The paper “Equivalence of weak and strong modes of measures on topological vector spaces” by Han Cheng Lie myself has now appeared in Inverse Problems. This paper addresses a natural question in the theory of modes (or maximum a posteriori estimators, in the case of posterior measure for a Bayesian inverse problem) in an infinite-dimensional space $$X$$. Such modes can be defined either strongly (a la Dashti et al. (2013), via a global maximisation) or weakly (a la Helin & Burger (2015), via a dense subspace $$E \subset X$$). The question is, when are strong and weak modes equivalent? The answer turns out to be rather subtle: under reasonable uniformity conditions, the two kinds of modes are indeed equivalent, but finite-dimensional counterexamples exist when the uniformity conditions fail.

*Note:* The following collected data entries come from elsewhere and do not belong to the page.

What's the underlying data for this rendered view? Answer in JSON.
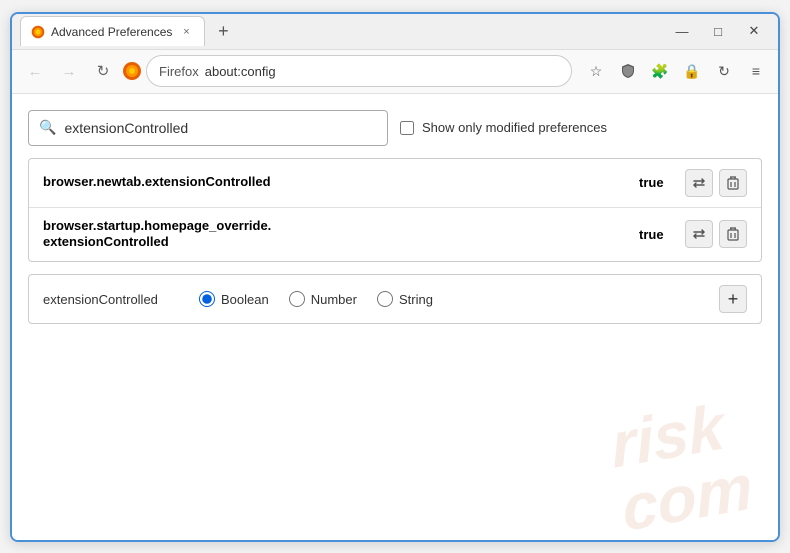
{
  "window": {
    "title": "Advanced Preferences",
    "tab_close": "×",
    "new_tab": "+",
    "minimize": "—",
    "maximize": "□",
    "close": "✕"
  },
  "toolbar": {
    "back_label": "←",
    "forward_label": "→",
    "refresh_label": "↻",
    "site_name": "Firefox",
    "url": "about:config",
    "bookmark_icon": "☆",
    "shield_icon": "🛡",
    "ext_icon": "🧩",
    "lock_icon": "🔒",
    "sync_icon": "↻",
    "menu_icon": "≡"
  },
  "search": {
    "placeholder": "",
    "value": "extensionControlled",
    "checkbox_label": "Show only modified preferences"
  },
  "results": [
    {
      "name": "browser.newtab.extensionControlled",
      "value": "true"
    },
    {
      "name_line1": "browser.startup.homepage_override.",
      "name_line2": "extensionControlled",
      "value": "true"
    }
  ],
  "new_pref": {
    "name": "extensionControlled",
    "type_boolean": "Boolean",
    "type_number": "Number",
    "type_string": "String",
    "add_label": "+"
  },
  "watermark": {
    "line1": "risk",
    "line2": "com"
  }
}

H. C. Lie and T. J. Sullivan. “Equivalence of weak and strong modes of measures on topological vector spaces.” Inverse Problems 34(11):115013, 2018. doi:10.1088/1361-6420/aadef2

(See also H. C. Lie and T. J. Sullivan. “Erratum: Equivalence of weak and strong modes of measures on topological vector spaces (2018 Inverse Problems 34 115013).” Inverse Problems 34(12):129601, 2018. doi:10.1088/1361-6420/aae55b )

Abstract. A strong mode of a probability measure on a normed space $$X$$ can be defined as a point $$u \in X$$ such that the mass of the ball centred at $$u$$ uniformly dominates the mass of all other balls in the small-radius limit. Helin and Burger weakened this definition by considering only pairwise comparisons with balls whose centres differ by vectors in a dense, proper linear subspace $$E$$ of $$X$$, and posed the question of when these two types of modes coincide. We show that, in a more general setting of metrisable vector spaces equipped with non-atomic measures that are finite on bounded sets, the density of $$E$$ and a uniformity condition suffice for the equivalence of these two types of modes. We accomplish this by introducing a new, intermediate type of mode. We also show that these modes can be inequivalent if the uniformity condition fails. Our results shed light on the relationships between among various notions of maximum a posteriori estimator in non-parametric Bayesian inference.

### Preprint: A Shape Trajectories Approach to Longitudinal Statistical Analysis

Esfandiar Nava-Yazdani, Christoph von Tycowicz, Hans-Christian Hege, and I have just published a preprint of our work “A Shape Trajectories Approach to Longitudinal Statistical Analysis”.

For Kendall's shape space we determine analytically Jacobi fields and parallel transport, and compute geodesic regression. Using the derived expressions, we can fully leverage the geometry via Riemannian optimization and reduce the computational expense by several orders of magnitude. The methodology is demonstrated by performing a longitudinal statistical analysis of epidemiological shape data.

As application example we have chosen 3D shapes of knee bones, reconstructed from image data of the Osteoarthritis Initiative. Comparing subject groups with incident and developing osteoarthritis versus normal controls, we find clear differences in the temporal development of femur shapes. This paves the way for early prediction of incident knee osteoarthritis, using geometry data only.